Of all the investing philosophies espoused by Wall Street luminaries Warren Buffett and Peter Lynch, the most universal may be the axiom "Buy what you know." Loyal3 , a San Francisco-based startup, aims to make it easier for consumers to do just that. Its Customer Stock Ownership Plan (CSOP), which launched in May, enables people to buy small amounts of stock in publicly traded companies. "People love Target and Coke," says Barry Schneider, CEO of Loyal3 . "Why aren't more of them owners of those brands?"
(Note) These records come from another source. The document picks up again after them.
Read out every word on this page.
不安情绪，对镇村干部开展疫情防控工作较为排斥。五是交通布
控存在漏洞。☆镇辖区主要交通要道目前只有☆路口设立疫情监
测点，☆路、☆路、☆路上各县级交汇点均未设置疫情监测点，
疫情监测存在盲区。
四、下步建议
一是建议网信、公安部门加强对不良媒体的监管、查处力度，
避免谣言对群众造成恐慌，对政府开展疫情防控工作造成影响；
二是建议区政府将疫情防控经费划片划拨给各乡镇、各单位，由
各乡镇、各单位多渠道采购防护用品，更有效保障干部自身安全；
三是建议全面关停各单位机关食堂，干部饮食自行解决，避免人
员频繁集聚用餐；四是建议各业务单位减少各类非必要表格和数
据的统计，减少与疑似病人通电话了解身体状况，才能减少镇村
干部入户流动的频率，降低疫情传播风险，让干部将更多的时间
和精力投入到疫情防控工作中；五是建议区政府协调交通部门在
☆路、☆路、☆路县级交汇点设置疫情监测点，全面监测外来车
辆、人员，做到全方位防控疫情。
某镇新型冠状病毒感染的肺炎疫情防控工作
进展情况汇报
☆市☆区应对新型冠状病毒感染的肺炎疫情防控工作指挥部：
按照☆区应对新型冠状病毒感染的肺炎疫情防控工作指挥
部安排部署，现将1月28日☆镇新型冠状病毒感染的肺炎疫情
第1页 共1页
Well, for three reasons: The market can be intimidating, exclusionary, and expensive. According to a 2011 Gallup poll, just 54% of Americans own stock--the lowest level since Gallup began tracking ownership annually in 1999. (The S&P 500 index's falling 6% over that time hasn't helped.) Brokerage firms don't bother with low-net-worth clients, and the fees charged by online brokerages make investing a losing proposition for people who want to float just a little cash.
Loyal3 addresses those concerns. Its goal is to court public companies--or ones planning to go public--that engender consumer devotion, and then serve as middleman so users can buy partial shares of them. The first (and, as of press time, only) CSOP partner is Fifth & Pacific Companies Inc. (formerly Liz Claiborne Inc.), a $1.5 billion outfit that owns such brands as Juicy Couture and Kate Spade.
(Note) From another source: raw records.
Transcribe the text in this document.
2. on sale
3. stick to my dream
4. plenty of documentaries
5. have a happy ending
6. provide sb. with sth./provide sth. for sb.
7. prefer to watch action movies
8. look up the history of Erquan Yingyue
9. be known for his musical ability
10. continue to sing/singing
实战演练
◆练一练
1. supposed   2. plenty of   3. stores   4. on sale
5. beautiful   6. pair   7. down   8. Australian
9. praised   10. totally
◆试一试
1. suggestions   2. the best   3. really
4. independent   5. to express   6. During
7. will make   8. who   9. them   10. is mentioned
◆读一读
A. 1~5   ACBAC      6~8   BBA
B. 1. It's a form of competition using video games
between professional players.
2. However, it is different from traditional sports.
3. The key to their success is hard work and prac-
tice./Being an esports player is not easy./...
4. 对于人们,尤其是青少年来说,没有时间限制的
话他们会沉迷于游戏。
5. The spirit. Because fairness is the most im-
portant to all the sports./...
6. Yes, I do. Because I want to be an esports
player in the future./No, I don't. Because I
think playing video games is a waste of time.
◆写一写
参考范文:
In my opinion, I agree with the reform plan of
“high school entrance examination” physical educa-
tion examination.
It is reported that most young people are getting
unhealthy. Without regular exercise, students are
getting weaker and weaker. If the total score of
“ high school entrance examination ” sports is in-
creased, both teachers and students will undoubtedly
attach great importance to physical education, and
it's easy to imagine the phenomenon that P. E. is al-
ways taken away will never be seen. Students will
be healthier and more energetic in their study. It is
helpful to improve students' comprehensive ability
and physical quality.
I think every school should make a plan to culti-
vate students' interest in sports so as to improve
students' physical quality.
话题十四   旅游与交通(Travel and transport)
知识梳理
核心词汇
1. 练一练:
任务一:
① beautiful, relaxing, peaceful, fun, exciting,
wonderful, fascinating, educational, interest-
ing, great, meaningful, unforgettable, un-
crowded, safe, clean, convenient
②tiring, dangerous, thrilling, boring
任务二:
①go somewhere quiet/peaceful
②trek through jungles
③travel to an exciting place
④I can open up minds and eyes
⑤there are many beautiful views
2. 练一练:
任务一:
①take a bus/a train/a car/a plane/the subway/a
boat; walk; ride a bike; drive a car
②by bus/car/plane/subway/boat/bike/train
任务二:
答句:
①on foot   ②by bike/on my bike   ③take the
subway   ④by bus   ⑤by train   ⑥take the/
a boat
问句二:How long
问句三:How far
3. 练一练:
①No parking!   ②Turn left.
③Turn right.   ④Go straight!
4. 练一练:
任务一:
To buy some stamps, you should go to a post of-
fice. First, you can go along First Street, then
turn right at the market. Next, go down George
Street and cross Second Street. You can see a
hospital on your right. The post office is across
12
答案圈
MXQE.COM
After creating a Loyal3 account, users can visit F&P's site or Facebook page to buy fractional shares, at market value, in increments of $10, $25, or $50. Any dividends earned are reinvested, and CSOP shareholders can sell at any time. F&P covers the trading fees. Loyal3 gets paid by the company for acting as broker.
For partners like F&P, the appeal extends beyond the sale of stock. "We don't care if the volume of shares traded is small," says William L. McComb, CEO of F&P. "Ownership drives loyalty, and vice versa." And the mobilization of loyalty is at the heart of Loyal3's allure. Says Schneider, "We make it as easy to buy stock as it is to buy a book on Amazon."
To a point. Loyal3 lets users invest only up to $2,500 per brand each month--a decision that speaks to the danger of making stock as easy to buy as a Hunger Games paperback. In a weak economy, people who can't afford a well-rounded portfolio may be better off opening a 401(k), or saving. And while Loyal3's mission is to introduce more people to the market--and Loyal3.com does offer links to financial advice--the company's model isn't built on investor education. For every user that understands the market, another may invest in a brand because he likes the pants it makes.
Of course, that kind of bond between brand and consumer is what Loyal3 aims to forge. "Consumers are well-positioned to assess which companies to invest in," Schneider asserts, "because they know from experience the brands that have superior products and services." Given the track record of "professional" stock pickers, that may be as good a guide as any.